Diaplochelus longipes

Scientific classification
- Kingdom: Animalia
- Phylum: Arthropoda
- Clade: Pancrustacea
- Class: Insecta
- Order: Coleoptera
- Suborder: Polyphaga
- Infraorder: Scarabaeiformia
- Family: Scarabaeidae
- Genus: Diaplochelus
- Species: D. longipes
- Binomial name: Diaplochelus longipes (Fabricius, 1787)
- Synonyms: Melolontha longipes Fabricius, 1787;

= Diaplochelus longipes =

- Genus: Diaplochelus
- Species: longipes
- Authority: (Fabricius, 1787)
- Synonyms: Melolontha longipes Fabricius, 1787

Species of beetle

Diaplochelus longipes is a species of beetle of the family Scarabaeidae. It is found in the Democratic Republic of the Congo and South Africa (Western Cape).

== Description ==
Adults reach a length of about 5.5-7 mm. Males are black, with the elytra pale testaceous and shining, and the legs and abdomen reddish.

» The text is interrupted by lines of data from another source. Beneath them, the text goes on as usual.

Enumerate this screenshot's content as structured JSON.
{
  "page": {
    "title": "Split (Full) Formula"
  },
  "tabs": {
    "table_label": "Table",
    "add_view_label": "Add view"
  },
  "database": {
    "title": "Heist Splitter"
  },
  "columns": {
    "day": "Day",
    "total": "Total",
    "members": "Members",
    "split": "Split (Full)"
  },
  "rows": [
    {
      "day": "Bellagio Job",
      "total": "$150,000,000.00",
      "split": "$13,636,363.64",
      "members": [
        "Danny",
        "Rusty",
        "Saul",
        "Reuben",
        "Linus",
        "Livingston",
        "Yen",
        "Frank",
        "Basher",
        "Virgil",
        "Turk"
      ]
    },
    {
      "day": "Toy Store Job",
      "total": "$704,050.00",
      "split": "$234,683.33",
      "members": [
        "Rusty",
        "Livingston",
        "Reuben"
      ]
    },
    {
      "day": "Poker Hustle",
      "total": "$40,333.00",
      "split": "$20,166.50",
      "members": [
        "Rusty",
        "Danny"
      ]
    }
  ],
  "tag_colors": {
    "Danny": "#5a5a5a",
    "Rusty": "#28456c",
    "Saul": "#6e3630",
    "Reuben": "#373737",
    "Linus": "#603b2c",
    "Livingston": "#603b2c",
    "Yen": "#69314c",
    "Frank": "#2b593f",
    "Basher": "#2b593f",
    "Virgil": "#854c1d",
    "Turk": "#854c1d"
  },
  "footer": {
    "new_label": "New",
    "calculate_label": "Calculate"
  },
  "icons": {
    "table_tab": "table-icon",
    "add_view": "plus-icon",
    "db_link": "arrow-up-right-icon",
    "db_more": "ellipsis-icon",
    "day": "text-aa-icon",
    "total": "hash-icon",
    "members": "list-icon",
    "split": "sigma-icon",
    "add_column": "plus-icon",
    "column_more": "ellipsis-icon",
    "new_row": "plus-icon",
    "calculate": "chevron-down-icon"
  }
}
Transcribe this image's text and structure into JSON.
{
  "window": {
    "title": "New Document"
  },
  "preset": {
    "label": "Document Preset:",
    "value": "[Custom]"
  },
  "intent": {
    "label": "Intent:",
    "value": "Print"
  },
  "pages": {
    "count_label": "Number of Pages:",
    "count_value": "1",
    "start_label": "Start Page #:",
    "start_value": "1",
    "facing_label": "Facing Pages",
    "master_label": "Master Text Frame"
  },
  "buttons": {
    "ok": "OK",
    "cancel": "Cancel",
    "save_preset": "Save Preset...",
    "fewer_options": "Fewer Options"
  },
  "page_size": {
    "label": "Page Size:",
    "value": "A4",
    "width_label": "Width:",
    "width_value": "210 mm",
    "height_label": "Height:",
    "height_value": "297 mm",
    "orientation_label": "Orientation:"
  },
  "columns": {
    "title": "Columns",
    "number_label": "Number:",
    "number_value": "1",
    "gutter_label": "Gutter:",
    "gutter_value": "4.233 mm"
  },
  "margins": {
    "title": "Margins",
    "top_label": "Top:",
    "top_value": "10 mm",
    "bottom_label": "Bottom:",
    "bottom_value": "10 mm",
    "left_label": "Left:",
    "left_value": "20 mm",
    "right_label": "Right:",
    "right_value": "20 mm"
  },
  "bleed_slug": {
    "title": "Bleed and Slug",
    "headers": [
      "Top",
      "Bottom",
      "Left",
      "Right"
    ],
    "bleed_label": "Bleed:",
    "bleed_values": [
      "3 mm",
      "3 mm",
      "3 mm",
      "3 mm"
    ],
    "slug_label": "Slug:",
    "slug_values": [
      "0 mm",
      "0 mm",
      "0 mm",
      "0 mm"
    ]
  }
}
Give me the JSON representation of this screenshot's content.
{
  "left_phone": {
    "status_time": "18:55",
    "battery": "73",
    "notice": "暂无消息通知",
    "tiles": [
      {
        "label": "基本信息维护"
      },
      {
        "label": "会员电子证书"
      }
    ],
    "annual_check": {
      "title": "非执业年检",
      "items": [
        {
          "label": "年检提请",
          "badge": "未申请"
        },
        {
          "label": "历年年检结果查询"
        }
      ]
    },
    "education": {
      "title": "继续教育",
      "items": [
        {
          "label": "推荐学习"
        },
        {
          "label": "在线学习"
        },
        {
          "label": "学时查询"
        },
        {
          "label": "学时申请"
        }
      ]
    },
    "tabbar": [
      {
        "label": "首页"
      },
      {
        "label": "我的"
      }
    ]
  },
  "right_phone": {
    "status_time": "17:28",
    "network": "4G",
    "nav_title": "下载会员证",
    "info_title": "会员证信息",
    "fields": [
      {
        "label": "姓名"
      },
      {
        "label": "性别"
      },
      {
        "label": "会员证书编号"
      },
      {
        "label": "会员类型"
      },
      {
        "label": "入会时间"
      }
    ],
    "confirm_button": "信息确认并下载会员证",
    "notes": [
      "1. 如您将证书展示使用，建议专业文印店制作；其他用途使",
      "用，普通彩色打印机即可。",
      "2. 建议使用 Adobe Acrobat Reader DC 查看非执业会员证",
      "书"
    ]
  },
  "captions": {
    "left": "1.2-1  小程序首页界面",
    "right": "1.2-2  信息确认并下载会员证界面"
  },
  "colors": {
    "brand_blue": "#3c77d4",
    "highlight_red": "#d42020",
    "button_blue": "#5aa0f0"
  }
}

The antennae are pale rufescent and the head is deeply and closely punctured but not scabrose, covered with somewhat sparse, short erect hairs, and having a lateral fringe of long setae. The pronotum is sparsely punctured, the punctures deep and bearing each a very short hair. The scutellum has a few scales and the elytra are sparsely and deeply punctate, densely scaly or only sparsely so. The propygidium has a few elongate scales, while the pygidium glabrous, but thickly fringed at the apex with villose hairs. Females are similar to males, but the hind legs are more slender, the hind tibiae are simple, and they have a long apical spur.